His book, Records of the Grand Historian, painted a less than rosy picture of historical figures, utilized oral storytelling to determine actual occurrences, and indeed used various sources. This opened the way for other writes to later provide more accurate historical accounts, instead of self-censorship, provided they were willing to take this risk.

In China today, religion is more tolerated than in the days of the Cultural Revolution of Chairman Mao, although historically speaking, experiences in the past make China wary of movements based on faith that might possibly grow exponentially and therefore threaten the government. 

China has historically been relatively open to religion. Empress Wu Zetian of the the Tang Dynasty in the 7th century welcomed Buddhism  to counter the rigidity of Confucianism. During the Ming Dynasty, the court opened its doors to Matteo Ricci, a Jesuit, showing a interest in the western science that he brought.

But other events in China’s history have shown the danger of religious movements. A man named Hong Xiuquan, who claimed to be the brother of Jesus, started a rebellion in the late 19th century. During the Taiping rebellion of 1864, some 20 million people were killed in a bloody civil war that had its roots in the promise of bringing divine peace to the country. 

In 1900, the Boxer Rebellion started, with peasants putting to death Christian converts and missionaries, whom they deemed traitors to the nation.

From then until today, China has had to walk a fine line between religious tolerance and the threat that religion may be a threat to the government. 

And finally, technology. It is one of modern China’s goals to become a global technological hub. It is now one of the world’s most advanced countries in the area of big data, voice recognition and artificial intelligence (AI).

Millions of people all over the world have chips made in China in their smartphones.
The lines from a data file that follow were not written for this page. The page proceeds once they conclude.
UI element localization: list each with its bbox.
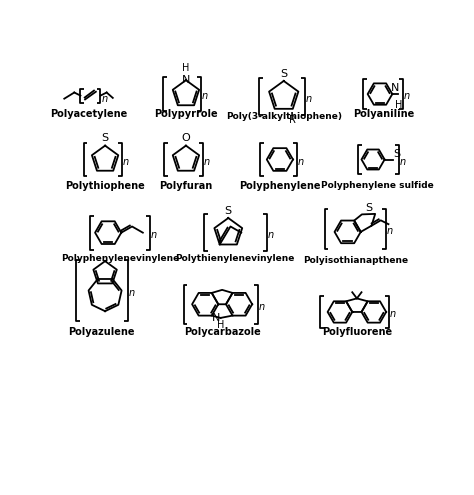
Text: Polyisothianapthene: Polyisothianapthene bbox=[303, 256, 408, 265]
Text: n: n bbox=[151, 230, 156, 240]
Text: Polyphenylenevinylene: Polyphenylenevinylene bbox=[61, 254, 180, 263]
Text: n: n bbox=[202, 92, 208, 101]
Text: Polyaniline: Polyaniline bbox=[353, 109, 414, 119]
Text: N: N bbox=[212, 313, 220, 323]
Text: S: S bbox=[365, 202, 372, 212]
Text: n: n bbox=[404, 92, 410, 101]
Text: R: R bbox=[289, 115, 296, 125]
Text: Polyphenylene sulfide: Polyphenylene sulfide bbox=[321, 181, 434, 190]
Text: n: n bbox=[298, 157, 304, 167]
Text: Polythiophene: Polythiophene bbox=[65, 181, 145, 191]
Text: n: n bbox=[306, 94, 312, 103]
Text: S: S bbox=[280, 69, 287, 79]
Text: Poly(3-alkylthiophene): Poly(3-alkylthiophene) bbox=[226, 112, 342, 121]
Text: Polypyrrole: Polypyrrole bbox=[154, 109, 218, 119]
Text: O: O bbox=[182, 133, 191, 144]
Text: H: H bbox=[182, 63, 190, 73]
Text: H: H bbox=[217, 320, 224, 330]
Text: Polyfuran: Polyfuran bbox=[159, 181, 212, 191]
Text: n: n bbox=[387, 226, 393, 236]
Text: S: S bbox=[225, 206, 232, 216]
Text: Polyfluorene: Polyfluorene bbox=[322, 327, 392, 338]
Text: n: n bbox=[267, 230, 273, 240]
Text: Polycarbazole: Polycarbazole bbox=[184, 327, 261, 338]
Text: H: H bbox=[395, 100, 402, 110]
Text: n: n bbox=[128, 288, 134, 297]
Text: n: n bbox=[204, 157, 210, 167]
Text: n: n bbox=[101, 94, 108, 103]
Text: n: n bbox=[400, 157, 406, 167]
Text: n: n bbox=[123, 157, 129, 167]
Text: Polyacetylene: Polyacetylene bbox=[50, 109, 128, 119]
Text: Polyazulene: Polyazulene bbox=[68, 327, 135, 338]
Text: Polyphenylene: Polyphenylene bbox=[239, 181, 320, 191]
Text: n: n bbox=[258, 301, 264, 311]
Text: Polythienylenevinylene: Polythienylenevinylene bbox=[175, 254, 294, 263]
Text: S: S bbox=[101, 133, 109, 144]
Text: N: N bbox=[182, 75, 190, 85]
Text: N: N bbox=[391, 83, 400, 93]
Text: S: S bbox=[393, 148, 400, 159]
Text: n: n bbox=[390, 309, 396, 319]
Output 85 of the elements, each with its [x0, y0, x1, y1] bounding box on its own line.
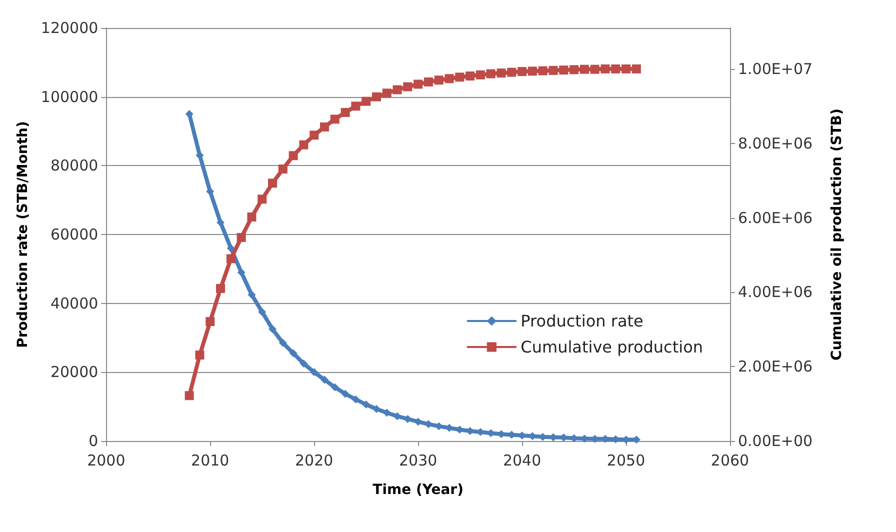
point	[299, 140, 308, 150]
y-tick-label: 80000	[50, 156, 98, 175]
point	[195, 350, 204, 360]
y-tick-label: 100000	[40, 88, 98, 106]
point	[632, 64, 641, 74]
legend-label: Production rate	[520, 312, 644, 330]
point	[248, 290, 256, 299]
point	[403, 82, 412, 92]
point	[340, 108, 350, 117]
point	[570, 65, 579, 74]
point	[236, 232, 246, 242]
point	[237, 268, 246, 276]
point	[528, 66, 537, 76]
point	[414, 80, 423, 89]
x-tick-label: 2040	[502, 452, 542, 470]
point	[600, 64, 610, 74]
point	[392, 85, 402, 94]
point	[226, 244, 235, 252]
point	[362, 400, 370, 409]
y-tick-label: 20000	[50, 363, 98, 382]
y-tick-label: 0	[88, 432, 98, 450]
y-tick-label: 60000	[50, 226, 98, 244]
point	[455, 72, 464, 82]
point	[424, 77, 433, 86]
point	[352, 395, 360, 404]
point	[496, 68, 506, 78]
point	[216, 284, 226, 293]
y-tick-label: 40000	[50, 294, 98, 312]
point	[268, 325, 277, 334]
point	[258, 308, 266, 316]
point	[247, 212, 256, 222]
point	[310, 130, 319, 140]
point	[622, 64, 631, 74]
x-axis-title: Time (Year)	[372, 482, 464, 498]
y2-tick-label: 6.00E+06	[738, 208, 813, 227]
y-axis-title: Production rate (STB/Month)	[15, 121, 31, 348]
y2-tick-label: 8.00E+06	[738, 134, 813, 152]
point	[466, 71, 475, 80]
legend-label: Cumulative production	[520, 338, 704, 356]
x-tick-label: 2050	[606, 452, 646, 470]
x-tick-label: 2010	[191, 452, 230, 470]
x-tick-label: 2060	[710, 452, 750, 470]
point	[507, 68, 516, 77]
point	[351, 102, 360, 111]
point	[476, 70, 485, 80]
point	[184, 391, 194, 400]
point	[278, 164, 288, 174]
point	[310, 368, 318, 376]
point	[486, 69, 496, 78]
y2-tick-label: 1.00E+07	[738, 60, 813, 78]
point	[320, 376, 329, 384]
point	[559, 66, 568, 75]
point	[278, 338, 287, 347]
point	[341, 390, 350, 398]
point	[444, 74, 454, 84]
point	[206, 317, 215, 326]
point	[382, 408, 391, 417]
y2-tick-label: 4.00E+06	[738, 283, 813, 302]
y-tick-label: 120000	[40, 19, 98, 37]
point	[538, 66, 548, 76]
point	[548, 66, 558, 75]
point	[288, 151, 298, 160]
point	[258, 194, 267, 204]
point	[330, 114, 340, 124]
point	[372, 92, 381, 102]
point	[518, 67, 527, 76]
point	[362, 96, 371, 106]
point	[268, 178, 278, 188]
point	[226, 254, 236, 264]
y2-tick-label: 0.00E+00	[738, 432, 813, 450]
point	[320, 122, 330, 132]
point	[434, 76, 444, 85]
point	[580, 64, 589, 74]
point	[330, 383, 339, 392]
point	[372, 404, 380, 413]
x-tick-label: 2000	[87, 452, 126, 470]
point	[382, 88, 392, 98]
y2-axis-title: Cumulative oil production (STB)	[829, 108, 845, 360]
point	[289, 349, 298, 358]
x-tick-label: 2020	[295, 452, 334, 470]
point	[300, 360, 308, 368]
point	[590, 64, 600, 74]
point	[611, 64, 620, 74]
x-tick-label: 2030	[398, 452, 438, 470]
y2-tick-label: 2.00E+06	[738, 358, 813, 376]
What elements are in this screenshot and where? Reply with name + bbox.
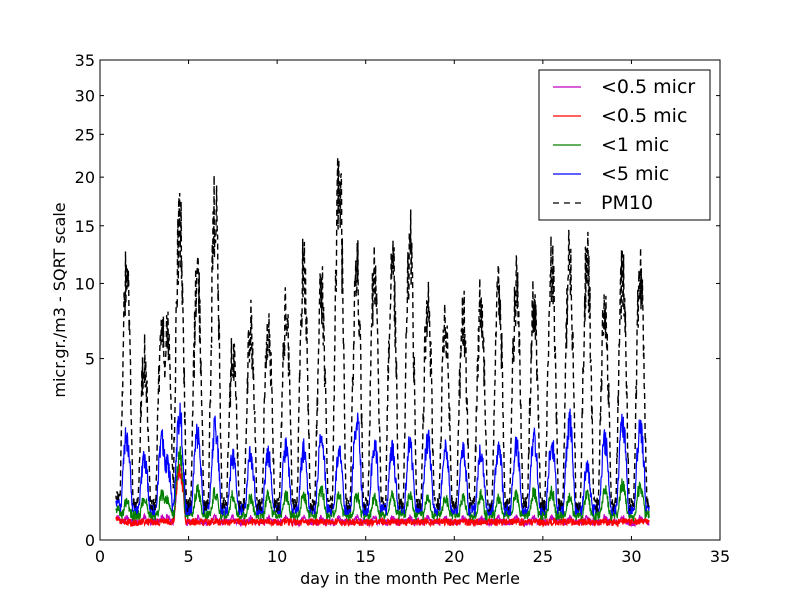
legend-label-series-4: <5 mic [601, 163, 669, 185]
series-layer [115, 156, 650, 529]
legend: <0.5 micr <0.5 mic <1 mic <5 mic PM10 [538, 69, 711, 221]
series-line-2 [115, 463, 650, 528]
x-tick-label: 30 [621, 547, 641, 566]
x-tick-label: 25 [533, 547, 553, 566]
legend-label-series-3: <1 mic [601, 134, 669, 156]
y-tick-label: 35 [75, 51, 95, 70]
plot-frame [99, 59, 721, 541]
legend-label-series-1: <0.5 micr [601, 76, 695, 98]
y-tick-label: 30 [75, 87, 95, 106]
series-line-5 [115, 156, 650, 514]
legend-label-series-5: PM10 [601, 192, 653, 214]
x-tick-label: 10 [267, 547, 287, 566]
y-tick-label: 15 [75, 217, 95, 236]
x-axis-label: day in the month Pec Merle [300, 569, 520, 588]
y-tick-label: 0 [85, 531, 95, 550]
y-tick-label: 10 [75, 274, 95, 293]
x-tick-label: 35 [710, 547, 730, 566]
legend-label-series-2: <0.5 mic [601, 105, 687, 127]
y-tick-label: 25 [75, 125, 95, 144]
x-tick-label: 0 [95, 547, 105, 566]
x-tick-label: 20 [444, 547, 464, 566]
y-tick-label: 5 [85, 350, 95, 369]
y-axis-label: micr.gr./m3 - SQRT scale [50, 202, 69, 397]
x-tick-label: 15 [356, 547, 376, 566]
y-tick-label: 20 [75, 168, 95, 187]
series-line-3 [115, 446, 650, 522]
tick-layer: 0 5 10 15 20 25 30 35 0 5 10 15 20 25 30 35 [75, 51, 731, 566]
x-tick-label: 5 [183, 547, 193, 566]
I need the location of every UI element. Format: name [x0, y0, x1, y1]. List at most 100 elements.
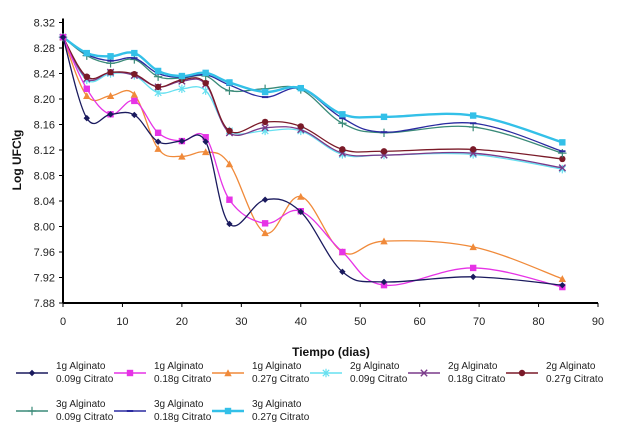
data-point: [59, 33, 67, 41]
x-tick-label: 40: [295, 316, 307, 328]
data-point: [83, 85, 90, 92]
data-point: [226, 79, 233, 86]
data-point: [83, 92, 91, 100]
legend-label-line1: 2g Alginato: [350, 361, 400, 372]
data-point: [178, 152, 186, 160]
x-axis-title: Tiempo (dias): [292, 345, 370, 359]
legend-swatch: [310, 368, 342, 378]
series-line: [62, 36, 563, 286]
data-point: [226, 220, 233, 228]
data-point: [469, 146, 477, 153]
data-point: [261, 196, 269, 203]
data-point: [178, 84, 186, 93]
data-point: [468, 122, 478, 132]
data-point: [202, 134, 209, 141]
data-point: [226, 127, 233, 135]
y-tick-label: 8.32: [34, 18, 55, 30]
legend-label-line2: 0.27g Citrato: [546, 374, 604, 385]
legend-swatch: [212, 407, 244, 415]
legend-label-line2: 0.27g Citrato: [252, 412, 310, 423]
legend-swatch: [16, 369, 48, 377]
legend-label: 1g Alginato 0.27g Citrato: [252, 360, 309, 386]
legend-swatch: [16, 406, 48, 416]
series-1: [59, 33, 566, 289]
line-chart: 8.32 8.28 8.24 8.20 8.16 8.12 8.08 8.04 8.00 7.96…: [10, 18, 604, 360]
data-point: [154, 138, 162, 145]
legend-label-line1: 1g Alginato: [56, 361, 106, 372]
y-tick-label: 8.24: [34, 69, 55, 81]
legend-label: 1g Alginato 0.18g Citrato: [154, 360, 211, 386]
data-point: [83, 49, 90, 57]
data-point: [297, 208, 304, 216]
legend-label-line2: 0.18g Citrato: [154, 374, 212, 385]
data-point: [202, 79, 209, 87]
data-point: [380, 148, 388, 155]
data-point: [131, 111, 138, 119]
x-tick-label: 0: [60, 316, 66, 328]
data-point: [558, 164, 567, 172]
legend-label: 2g Alginato 0.18g Citrato: [448, 360, 505, 386]
data-point: [202, 69, 209, 77]
series-line: [62, 36, 563, 288]
legend-label-line1: 2g Alginato: [448, 361, 498, 372]
data-point: [469, 273, 477, 281]
legend-label: 3g Alginato 0.27g Citrato: [252, 398, 309, 424]
data-point: [380, 237, 388, 245]
data-point: [131, 70, 138, 78]
series-line: [62, 36, 563, 152]
legend-item: 1g Alginato 0.27g Citrato: [210, 360, 309, 386]
y-tick-label: 8.20: [34, 94, 55, 106]
data-point: [131, 97, 138, 105]
data-point: [297, 84, 304, 92]
series-line: [62, 36, 563, 280]
x-tick-label: 10: [116, 316, 128, 328]
legend-label: 3g Alginato 0.09g Citrato: [56, 398, 113, 424]
legend-label: 3g Alginato 0.18g Citrato: [154, 398, 211, 424]
y-tick-label: 7.92: [34, 273, 55, 285]
series-layer: [58, 32, 567, 291]
series-3: [59, 33, 567, 282]
data-point: [154, 67, 162, 75]
legend-label-line2: 0.18g Citrato: [448, 374, 506, 385]
data-point: [154, 129, 162, 136]
legend-marker: [28, 369, 36, 377]
data-point: [261, 118, 269, 126]
data-point: [558, 275, 567, 282]
y-axis-title: Log UFC\g: [10, 130, 24, 191]
y-tick-label: 7.88: [34, 298, 55, 310]
legend-swatch: [212, 369, 244, 377]
x-tick-label: 70: [473, 316, 485, 328]
x-tick-label: 50: [354, 316, 366, 328]
data-point: [559, 139, 566, 146]
legend-label-line2: 0.09g Citrato: [350, 374, 408, 385]
legend-marker: [224, 407, 232, 415]
data-point: [83, 114, 90, 122]
legend-marker: [518, 369, 526, 377]
data-point: [297, 192, 305, 200]
data-point: [107, 69, 114, 76]
y-tick-label: 8.12: [34, 145, 55, 157]
x-axis: 0 10 20 30 40 50 60 70 80 90: [60, 302, 604, 328]
y-tick-label: 8.04: [34, 196, 55, 208]
legend-label: 2g Alginato 0.27g Citrato: [546, 360, 603, 386]
data-point: [380, 278, 388, 286]
data-point: [201, 148, 210, 156]
legend-swatch: [408, 369, 440, 377]
legend-swatch: [506, 369, 538, 377]
data-point: [130, 90, 139, 98]
legend-item: 1g Alginato 0.09g Citrato: [14, 360, 113, 386]
data-point: [339, 268, 346, 275]
y-tick-label: 8.28: [34, 43, 55, 55]
data-point: [83, 73, 90, 80]
legend-item: 2g Alginato 0.09g Citrato: [308, 360, 407, 386]
y-axis: 8.32 8.28 8.24 8.20 8.16 8.12 8.08 8.04 8.00 7.96…: [34, 18, 64, 310]
data-point: [469, 243, 477, 251]
legend-item: 3g Alginato 0.09g Citrato: [14, 398, 113, 424]
legend-item: 2g Alginato 0.18g Citrato: [406, 360, 505, 386]
data-point: [261, 123, 269, 132]
legend-label-line1: 1g Alginato: [252, 361, 302, 372]
series-line: [62, 36, 563, 169]
data-point: [380, 113, 388, 121]
y-tick-label: 8.00: [34, 222, 55, 234]
legend-marker: [224, 369, 232, 377]
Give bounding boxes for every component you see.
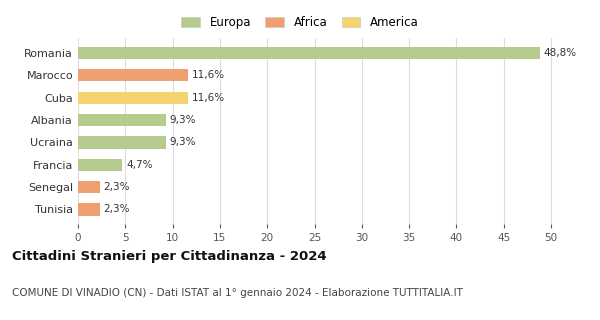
Text: 11,6%: 11,6% (191, 70, 224, 80)
Text: 9,3%: 9,3% (170, 137, 196, 148)
Text: 48,8%: 48,8% (544, 48, 577, 58)
Bar (78, 203, 100, 216)
Bar (78, 159, 122, 171)
Text: 4,7%: 4,7% (126, 160, 153, 170)
Text: 9,3%: 9,3% (170, 115, 196, 125)
Text: Cittadini Stranieri per Cittadinanza - 2024: Cittadini Stranieri per Cittadinanza - 2… (12, 250, 326, 263)
Text: 11,6%: 11,6% (191, 93, 224, 103)
Bar (78, 181, 100, 193)
Bar (78, 47, 540, 59)
Text: COMUNE DI VINADIO (CN) - Dati ISTAT al 1° gennaio 2024 - Elaborazione TUTTITALIA: COMUNE DI VINADIO (CN) - Dati ISTAT al 1… (12, 288, 463, 298)
Bar (78, 114, 166, 126)
Text: 2,3%: 2,3% (104, 182, 130, 192)
Legend: Europa, Africa, America: Europa, Africa, America (178, 12, 422, 32)
Bar (78, 136, 166, 148)
Bar (78, 69, 188, 82)
Text: 2,3%: 2,3% (104, 204, 130, 214)
Bar (78, 92, 188, 104)
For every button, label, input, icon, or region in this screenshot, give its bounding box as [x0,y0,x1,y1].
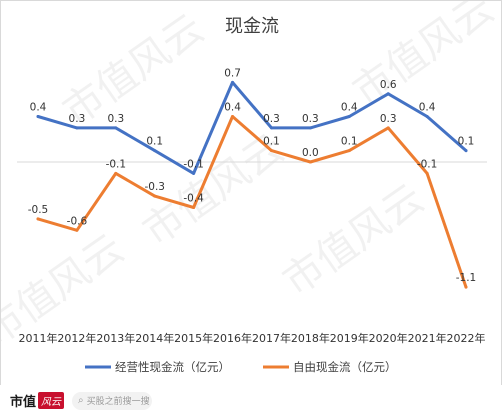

The majority of those who work in the factories that produce these chips are women. And though they are exposed to unimaginable working conditions at times, they are also finding their niche in the industrial market economy.

This harks back to a century ago, when women began to work in factories in the Yangtze delta and in Shanghai, to make cotton and silk threads. Work was taxing and dormitory conditions spare, but the women received salaries for the first time, and began to enjoy a degree of independence. 

Mr. Mitter concludes his article noting how China has transformed in a short span of 25 years into the second largest global economy, yet at the same time, is “the most important country to push back against what had seemed like an inevitable tide of democratization.” Future historians are sure to be fascinated with the different aspects of China’s rapid development, and where the nation is headed is yet unknown.